Hattie Hatstar - 8/10
Hattie plays accordion and ukulele and sings comic songs about our silly lives and all the silly things that happen to us in modern life. She’s got a song about fags, one about boyfriends and she does a blinding cover of ‘A Windmill in Old Amsterdam (I Saw a Mouse)’ and when Hattie calls for participation on the chorus, no-one refuses.
Eat Static - 8/10 (for what was seen)
Merv Pepler’s alien-obsessed progressive house should be in the uppers section, but for some unknown reason Eat Static arrive early, play early and go off early, much to the annoyance of many who try to stick to the tattered piece of paper called the Sunrise schedule. So disappointing to miss them.
Just about anything on the Spit ‘n’ Sawdust stage – 3/10
Comedic value aside, this stage played consistent host to the worst kind of discordant, dithering, poorly-engineered claptrap. Whether it was a middle-aged long-haired chap from Bristol believing he was really a lonesome traveller in the Midwest, or a wailing banshee from the rotten side of the folk tree, this was a stage to stay well clear of.

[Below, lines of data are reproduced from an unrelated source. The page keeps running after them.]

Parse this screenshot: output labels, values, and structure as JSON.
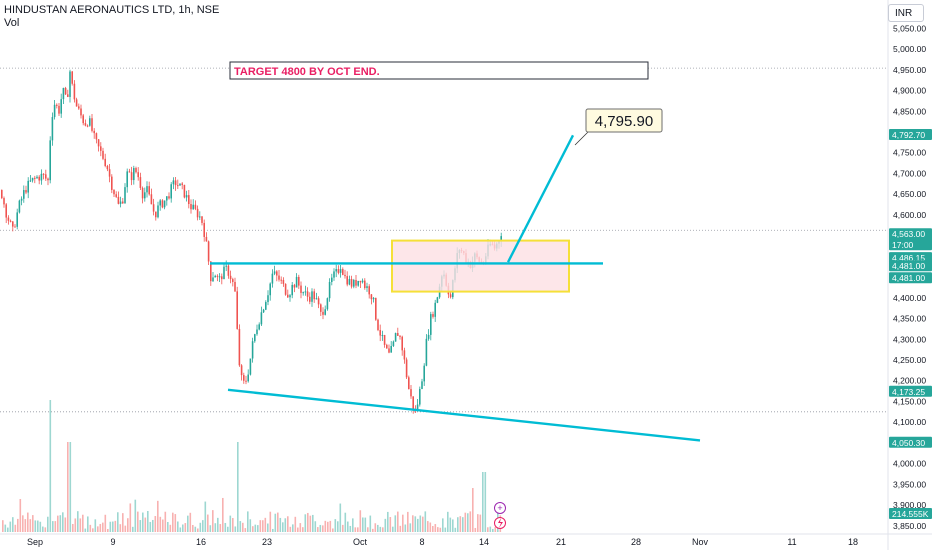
{
  "header": {
    "symbol_line": "HINDUSTAN AERONAUTICS LTD, 1h, NSE",
    "volume_label": "Vol",
    "currency": "INR"
  },
  "annotations": {
    "target_text": "TARGET 4800 BY OCT END.",
    "target_price_label": "4,795.90"
  },
  "colors": {
    "up": "#26a69a",
    "down": "#ef5350",
    "line": "#00bcd4",
    "zone_fill": "#fde0e3",
    "zone_border": "#f5e038",
    "target_text": "#e91e63",
    "badge": "#26a69a"
  },
  "chart_data": {
    "type": "candlestick",
    "y_axis_ticks": [
      "5,050.00",
      "5,000.00",
      "4,950.00",
      "4,900.00",
      "4,850.00",
      "4,800.00",
      "4,750.00",
      "4,700.00",
      "4,650.00",
      "4,600.00",
      "4,550.00",
      "4,500.00",
      "4,450.00",
      "4,400.00",
      "4,350.00",
      "4,300.00",
      "4,250.00",
      "4,200.00",
      "4,150.00",
      "4,100.00",
      "4,050.00",
      "4,000.00",
      "3,950.00",
      "3,900.00",
      "3,850.00"
    ],
    "ylim": [
      3835,
      5075
    ],
    "x_axis_ticks": [
      "Sep",
      "9",
      "16",
      "23",
      "Oct",
      "8",
      "14",
      "21",
      "28",
      "Nov",
      "11",
      "18"
    ],
    "price_badges": [
      {
        "label": "4,792.70",
        "value": 4792.7
      },
      {
        "label": "4,563.00",
        "sub": "17:00",
        "value": 4563
      },
      {
        "label": "4,486.15",
        "value": 4486.15
      },
      {
        "label": "4,481.00",
        "value": 4481
      },
      {
        "label": "4,481.00",
        "value": 4481
      },
      {
        "label": "4,173.25",
        "value": 4173.25
      },
      {
        "label": "4,050.30",
        "value": 4050.3
      },
      {
        "label": "214.555K",
        "value": 214.555
      }
    ],
    "horizontal_dotted_levels": [
      4954,
      4563,
      4125
    ],
    "price_path_close": [
      [
        0,
        4660
      ],
      [
        6,
        4600
      ],
      [
        12,
        4560
      ],
      [
        18,
        4620
      ],
      [
        24,
        4660
      ],
      [
        30,
        4680
      ],
      [
        36,
        4690
      ],
      [
        42,
        4695
      ],
      [
        48,
        4680
      ],
      [
        50,
        4830
      ],
      [
        54,
        4870
      ],
      [
        58,
        4850
      ],
      [
        62,
        4900
      ],
      [
        66,
        4870
      ],
      [
        69,
        4950
      ],
      [
        72,
        4900
      ],
      [
        76,
        4860
      ],
      [
        80,
        4840
      ],
      [
        84,
        4820
      ],
      [
        88,
        4830
      ],
      [
        94,
        4780
      ],
      [
        98,
        4760
      ],
      [
        102,
        4740
      ],
      [
        106,
        4720
      ],
      [
        110,
        4680
      ],
      [
        114,
        4650
      ],
      [
        118,
        4620
      ],
      [
        122,
        4640
      ],
      [
        126,
        4700
      ],
      [
        130,
        4690
      ],
      [
        134,
        4710
      ],
      [
        138,
        4690
      ],
      [
        142,
        4650
      ],
      [
        146,
        4660
      ],
      [
        150,
        4630
      ],
      [
        154,
        4600
      ],
      [
        158,
        4620
      ],
      [
        162,
        4630
      ],
      [
        166,
        4640
      ],
      [
        170,
        4660
      ],
      [
        174,
        4680
      ],
      [
        178,
        4670
      ],
      [
        182,
        4660
      ],
      [
        186,
        4640
      ],
      [
        190,
        4620
      ],
      [
        194,
        4610
      ],
      [
        198,
        4600
      ],
      [
        202,
        4580
      ],
      [
        206,
        4520
      ],
      [
        210,
        4450
      ],
      [
        214,
        4460
      ],
      [
        218,
        4440
      ],
      [
        222,
        4460
      ],
      [
        226,
        4470
      ],
      [
        230,
        4450
      ],
      [
        234,
        4420
      ],
      [
        238,
        4250
      ],
      [
        241,
        4200
      ],
      [
        244,
        4190
      ],
      [
        248,
        4230
      ],
      [
        252,
        4290
      ],
      [
        256,
        4330
      ],
      [
        260,
        4360
      ],
      [
        264,
        4390
      ],
      [
        268,
        4420
      ],
      [
        272,
        4460
      ],
      [
        276,
        4450
      ],
      [
        280,
        4440
      ],
      [
        284,
        4420
      ],
      [
        288,
        4410
      ],
      [
        292,
        4430
      ],
      [
        296,
        4440
      ],
      [
        300,
        4420
      ],
      [
        304,
        4410
      ],
      [
        308,
        4400
      ],
      [
        312,
        4410
      ],
      [
        316,
        4390
      ],
      [
        320,
        4360
      ],
      [
        324,
        4380
      ],
      [
        328,
        4420
      ],
      [
        332,
        4450
      ],
      [
        336,
        4460
      ],
      [
        340,
        4480
      ],
      [
        344,
        4450
      ],
      [
        348,
        4440
      ],
      [
        352,
        4430
      ],
      [
        356,
        4440
      ],
      [
        360,
        4450
      ],
      [
        364,
        4430
      ],
      [
        368,
        4420
      ],
      [
        372,
        4400
      ],
      [
        376,
        4340
      ],
      [
        380,
        4310
      ],
      [
        384,
        4280
      ],
      [
        388,
        4260
      ],
      [
        392,
        4280
      ],
      [
        396,
        4320
      ],
      [
        400,
        4300
      ],
      [
        404,
        4240
      ],
      [
        408,
        4180
      ],
      [
        412,
        4140
      ],
      [
        415,
        4125
      ],
      [
        418,
        4160
      ],
      [
        422,
        4220
      ],
      [
        426,
        4300
      ],
      [
        430,
        4350
      ],
      [
        434,
        4380
      ],
      [
        438,
        4420
      ],
      [
        442,
        4470
      ],
      [
        446,
        4430
      ],
      [
        450,
        4400
      ],
      [
        454,
        4470
      ],
      [
        458,
        4520
      ],
      [
        462,
        4510
      ],
      [
        466,
        4490
      ],
      [
        470,
        4480
      ],
      [
        474,
        4500
      ],
      [
        478,
        4490
      ],
      [
        482,
        4481
      ],
      [
        486,
        4510
      ],
      [
        490,
        4530
      ],
      [
        494,
        4520
      ],
      [
        498,
        4540
      ],
      [
        501,
        4563
      ]
    ],
    "volume_spikes": [
      [
        50,
        3
      ]
    ],
    "trend_lines": [
      {
        "name": "neckline",
        "points": [
          [
            210,
            4483
          ],
          [
            603,
            4483
          ]
        ]
      },
      {
        "name": "support",
        "points": [
          [
            228,
            4178
          ],
          [
            700,
            4056
          ]
        ]
      },
      {
        "name": "projection",
        "points": [
          [
            508,
            4486
          ],
          [
            573,
            4792
          ]
        ]
      }
    ],
    "zone": {
      "x0": 392,
      "x1": 569,
      "y_top": 4538,
      "y_bottom": 4415
    },
    "target_label_anchor": {
      "x": 578,
      "y": 4792.7
    }
  }
}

Macca B and the Roots Ragga Band - 6/10
Despite a few nice dub tunes that did steady the ship, this was not a great performance from a band who know how to do so much better. Repetitively hollerin’ ‘ganja’ at the crowd and asking them to respond in kind just seemed silly and by the volume of the response, one would think the crowd thought the same – wrong call Mr B.

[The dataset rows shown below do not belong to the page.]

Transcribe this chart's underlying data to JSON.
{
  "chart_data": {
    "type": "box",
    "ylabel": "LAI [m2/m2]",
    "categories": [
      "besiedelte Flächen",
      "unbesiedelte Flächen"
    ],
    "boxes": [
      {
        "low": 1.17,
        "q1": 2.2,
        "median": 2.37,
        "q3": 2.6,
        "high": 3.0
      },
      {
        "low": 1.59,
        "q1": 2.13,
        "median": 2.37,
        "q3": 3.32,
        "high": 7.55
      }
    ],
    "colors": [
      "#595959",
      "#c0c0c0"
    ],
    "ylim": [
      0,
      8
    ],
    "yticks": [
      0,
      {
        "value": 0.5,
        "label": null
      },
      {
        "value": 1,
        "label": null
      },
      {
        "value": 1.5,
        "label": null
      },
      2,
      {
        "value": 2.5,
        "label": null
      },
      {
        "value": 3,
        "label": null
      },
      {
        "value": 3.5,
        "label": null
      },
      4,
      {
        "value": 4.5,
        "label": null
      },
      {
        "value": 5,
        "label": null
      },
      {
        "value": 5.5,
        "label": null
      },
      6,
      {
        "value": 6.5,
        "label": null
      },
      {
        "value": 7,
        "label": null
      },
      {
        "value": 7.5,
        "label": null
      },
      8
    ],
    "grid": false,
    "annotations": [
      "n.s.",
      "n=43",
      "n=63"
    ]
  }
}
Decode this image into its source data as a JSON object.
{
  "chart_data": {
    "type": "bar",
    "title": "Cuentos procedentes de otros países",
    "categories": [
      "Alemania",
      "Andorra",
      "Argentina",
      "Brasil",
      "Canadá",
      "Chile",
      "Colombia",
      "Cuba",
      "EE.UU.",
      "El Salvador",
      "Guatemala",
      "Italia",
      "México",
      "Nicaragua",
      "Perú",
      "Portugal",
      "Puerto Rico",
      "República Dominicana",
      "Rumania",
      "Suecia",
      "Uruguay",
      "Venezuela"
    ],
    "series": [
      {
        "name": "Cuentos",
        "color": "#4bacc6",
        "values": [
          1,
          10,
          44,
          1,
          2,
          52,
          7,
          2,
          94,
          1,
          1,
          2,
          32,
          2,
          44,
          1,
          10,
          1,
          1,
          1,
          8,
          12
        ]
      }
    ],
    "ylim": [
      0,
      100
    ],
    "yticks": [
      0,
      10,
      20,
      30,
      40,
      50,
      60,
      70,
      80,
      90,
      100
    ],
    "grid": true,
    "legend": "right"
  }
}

Random events are entirely what this festival is all about. Acts of generosity, smiles, fireside chats with the security staff, getting soaked kids with water pistols, learning about transition towns, eating extraordinary organic food (Dahl and chips is the new thing), having your tarot read, actually enjoying going to the toilet in the clean, virtually fresh air compost loos. Drinking killer cocktails with Hattie Hatstar.

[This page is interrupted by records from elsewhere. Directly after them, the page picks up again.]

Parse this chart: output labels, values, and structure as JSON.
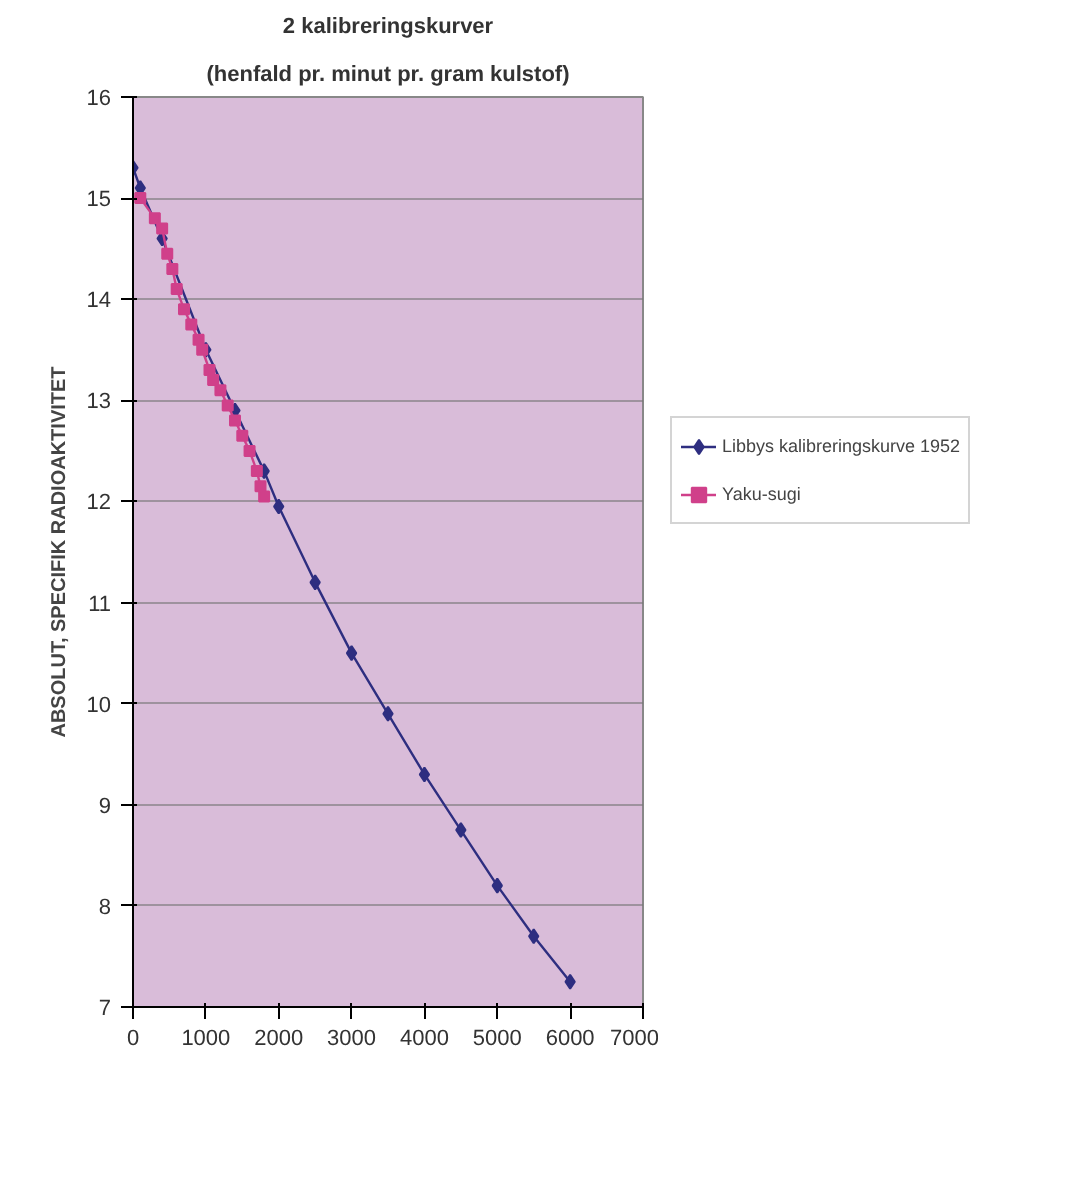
{
  "chart_data": {
    "type": "line",
    "title": "2 kalibreringskurver",
    "subtitle": "(henfald pr. minut pr. gram kulstof)",
    "ylabel": "ABSOLUT, SPECIFIK RADIOAKTIVITET",
    "xlim": [
      0,
      7000
    ],
    "xticks": [
      0,
      1000,
      2000,
      3000,
      4000,
      5000,
      6000,
      7000
    ],
    "ylim": [
      7,
      16
    ],
    "yticks": [
      7,
      8,
      9,
      10,
      11,
      12,
      13,
      14,
      15,
      16
    ],
    "grid": "y",
    "legend": "right",
    "series": [
      {
        "name": "Libbys kalibreringskurve 1952",
        "color": "#2e2e80",
        "marker": "diamond",
        "x": [
          0,
          100,
          400,
          1000,
          1400,
          1800,
          2000,
          2500,
          3000,
          3500,
          4000,
          4500,
          5000,
          5500,
          6000
        ],
        "values": [
          15.3,
          15.1,
          14.6,
          13.5,
          12.9,
          12.3,
          11.95,
          11.2,
          10.5,
          9.9,
          9.3,
          8.75,
          8.2,
          7.7,
          7.25
        ]
      },
      {
        "name": "Yaku-sugi",
        "color": "#d0408a",
        "marker": "square",
        "x": [
          100,
          300,
          400,
          470,
          540,
          600,
          700,
          800,
          900,
          950,
          1050,
          1100,
          1200,
          1300,
          1400,
          1500,
          1600,
          1700,
          1750,
          1800
        ],
        "values": [
          15.0,
          14.8,
          14.7,
          14.45,
          14.3,
          14.1,
          13.9,
          13.75,
          13.6,
          13.5,
          13.3,
          13.2,
          13.1,
          12.95,
          12.8,
          12.65,
          12.5,
          12.3,
          12.15,
          12.05
        ]
      }
    ]
  }
}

Two things about Sunrise really impress. One, it wants to be a template, no matter how small, by which all festivals can measure their environmental impact and two, the over-arching aim from the Sunrise team is to find a permanent site on which to have, in effect what would be, a year-round festival. This is an event with its heart firmly in the right place. It’s a heart that beats a little louder every year.
By Jon Wright
My particular thanks to Gareth Strangemore-Jones, Co-Initiator of the Worldshift 2012 Movement, John Cousins, who lives off-grid and loves it, and Dharmaruchi, who read my tarot.